The gross earnings of the Chicago & Alton Railroad Company for the year ending June 30, 1900, during which year the road lacked much needed improvements and betterments which are now progressing, and suffered from want of equipment now acquired and in course of delivery were $7,796,450; net earnings, $2,964,628.

In the two months of the current year ending August 31, the gross earnings increased over 1899, $432,551; and the net earnings increased over 1899, $151,783.

In the above figures the earnings of the line from Springfield to Peoria are not included.

New York, October 25, 1900.

'The railroad and railway companies have agreed to take over on or before January 1, 1904, if previously not otherwise disposed of, the terminals in the city of Chicago, Ill., leased on October 1, 1898, to the St. Louis, Peoria & Northern Railway Co. by the Chicago Terminal Transfer Co., upon the terms and conditions of the agreement of lease between the two companies as modified by the supplemental agreement of May 25, 1899.

CONDEMNATION OF CHICAGO-ALTON

RECAPITALIZATION1

Now it appears that for many years before the road was acquired by this syindicate in 1899, Mr. Blackstone had managed the Chicago & Alton Railroad; that it had been exceedingly prosperous; that it had paid exceeding 8 per cent. dividends to its stockholders; that it had a low capitalization; that it was a model railroad, as we all understood it in the West, in capitalization and in management. To be accurate, the book cost of the road, as it appeared by the books of the Alton Company, was $34,153,927. It had other assets of a little over $5,000,000. Its total capitalization, including stock, funded debt, and other liabilities, was $33,951,407. It owned over 843 miles of railroad, 6,377 cars, 232 locomotives, and 148 passenger cars. In less than seven years these gentlemen had expanded that indebtedness, according to the last report of the Alton, to about $122,000,000; but as it is claimed there are some duplications, I will take the lowest figures shown by these reports. They had expended it to $113,894,356, an increase of about $80,000,000. And out of this increase they had spent upon the property but $18,000,000, of which $3,000,000 was for a railroad that the men who reorganized it sold to the Alton Company. In other words, they increased its liabilities about $62,000,000 or $65,433 a mile on 946.66 miles of road owned by the company, for which they did not give the company one dollar-not one dollar-of property or money expended.

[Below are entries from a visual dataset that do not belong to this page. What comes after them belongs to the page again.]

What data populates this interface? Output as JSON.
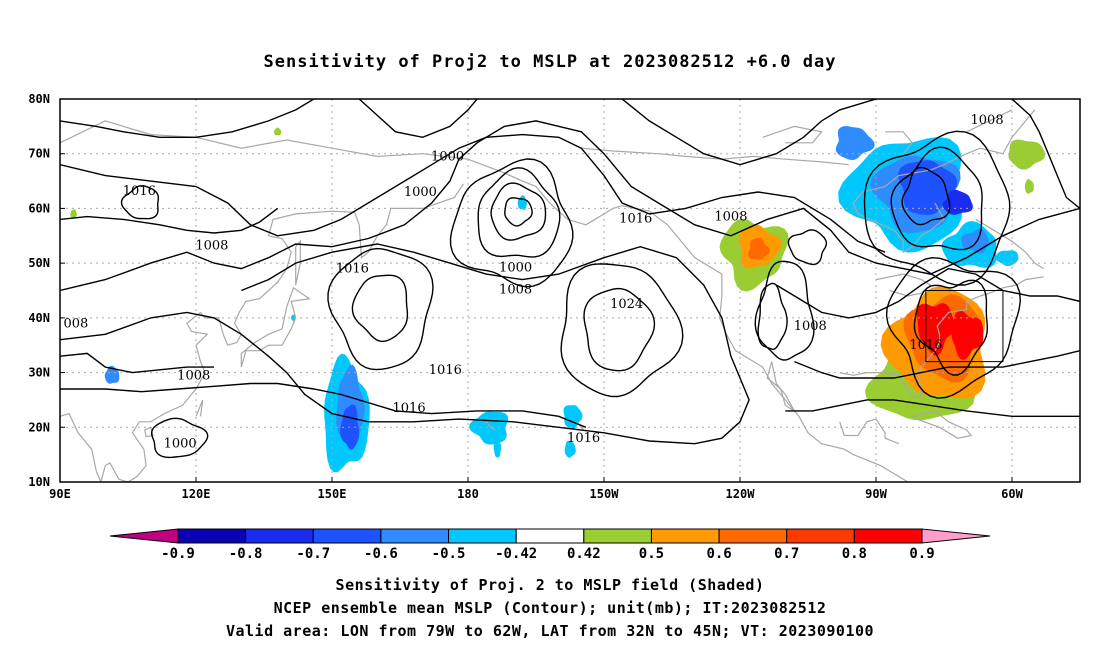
{
  "chart_data": {
    "type": "heatmap",
    "title": "Sensitivity of Proj2 to MSLP at 2023082512 +6.0 day",
    "x_ticks": [
      "90E",
      "120E",
      "150E",
      "180",
      "150W",
      "120W",
      "90W",
      "60W"
    ],
    "x_tick_values": [
      90,
      120,
      150,
      180,
      210,
      240,
      270,
      300
    ],
    "y_ticks": [
      "10N",
      "20N",
      "30N",
      "40N",
      "50N",
      "60N",
      "70N",
      "80N"
    ],
    "y_tick_values": [
      10,
      20,
      30,
      40,
      50,
      60,
      70,
      80
    ],
    "xlim": [
      90,
      315
    ],
    "ylim": [
      10,
      80
    ],
    "grid": true,
    "colorbar": {
      "levels": [
        "-0.9",
        "-0.8",
        "-0.7",
        "-0.6",
        "-0.5",
        "-0.42",
        "0.42",
        "0.5",
        "0.6",
        "0.7",
        "0.8",
        "0.9"
      ],
      "colors": [
        "#c0007f",
        "#0a00b4",
        "#1a2cf0",
        "#1e52ff",
        "#2f8cff",
        "#00c8ff",
        "#ffffff",
        "#9acd32",
        "#ff9a00",
        "#ff6a00",
        "#ff3a00",
        "#ff0000",
        "#ff9ec8"
      ]
    },
    "contour_labels": [
      {
        "text": "1016",
        "lon": 107.5,
        "lat": 63.2
      },
      {
        "text": "1000",
        "lon": 175.5,
        "lat": 69.5
      },
      {
        "text": "1000",
        "lon": 169.5,
        "lat": 63.0
      },
      {
        "text": "1008",
        "lon": 123.5,
        "lat": 53.2
      },
      {
        "text": "1016",
        "lon": 154.5,
        "lat": 49.0
      },
      {
        "text": "1016",
        "lon": 217.0,
        "lat": 58.2
      },
      {
        "text": "1008",
        "lon": 238.0,
        "lat": 58.5
      },
      {
        "text": "1008",
        "lon": 294.5,
        "lat": 76.2
      },
      {
        "text": "1000",
        "lon": 190.5,
        "lat": 49.2
      },
      {
        "text": "1008",
        "lon": 190.5,
        "lat": 45.2
      },
      {
        "text": "1024",
        "lon": 215.0,
        "lat": 42.5
      },
      {
        "text": "1008",
        "lon": 255.5,
        "lat": 38.5
      },
      {
        "text": "1016",
        "lon": 281.0,
        "lat": 35.0
      },
      {
        "text": "008",
        "lon": 93.5,
        "lat": 39.0
      },
      {
        "text": "1008",
        "lon": 119.5,
        "lat": 29.5
      },
      {
        "text": "1016",
        "lon": 175.0,
        "lat": 30.5
      },
      {
        "text": "1016",
        "lon": 167.0,
        "lat": 23.5
      },
      {
        "text": "1016",
        "lon": 205.5,
        "lat": 18.0
      },
      {
        "text": "1000",
        "lon": 116.5,
        "lat": 17.0
      }
    ],
    "valid_area": {
      "lon": [
        281,
        298
      ],
      "lat": [
        32,
        45
      ]
    }
  },
  "caption": {
    "line1": "Sensitivity of Proj. 2 to MSLP field (Shaded)",
    "line2": "NCEP ensemble mean MSLP (Contour); unit(mb); IT:2023082512",
    "line3": "Valid area: LON from 79W to 62W, LAT from 32N to 45N; VT: 2023090100"
  },
  "palette": {
    "frame": "#000000",
    "grid": "#aaaaaa",
    "coast": "#a8a8a8",
    "contour": "#000000"
  }
}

Now, in all this time it had only increased its mileage 103 miles, and 58 of that was the $3,000,000 road bought of Harriman and his associates; only increased its locomotives 18, its passenger cars 69; and its freight cars 3,730. I have no doubt it improved the quality of this equipment; but to say that it was necessary to expand the liabilities of this company any such sum as that for the purpose of adding $18,000,000 to a road which had a credit so good that its bonds then were selling on a basis of a little over 3 per cent., is to my mind incredible. I do not believe it. Why, the amount of money that these gentlemen added to this capitalization without giving it a dollar of assets is more than the capitalization per mile of the majority of the great western lines of road-the Milwaukee, with $32,000 and a little over per mile; the Northwestern, with $32,000 per mile; the Burlington, about the same or a little more; the Rock Island, $45,000; the Great Northern, $38,000. Of course there are other roads in the United States that far exceeded that.

1 From the report of the oral argument of Frank B. Kellogg, attorney for the Interstate Commerce Commission, before that Commission, April 5, 1907.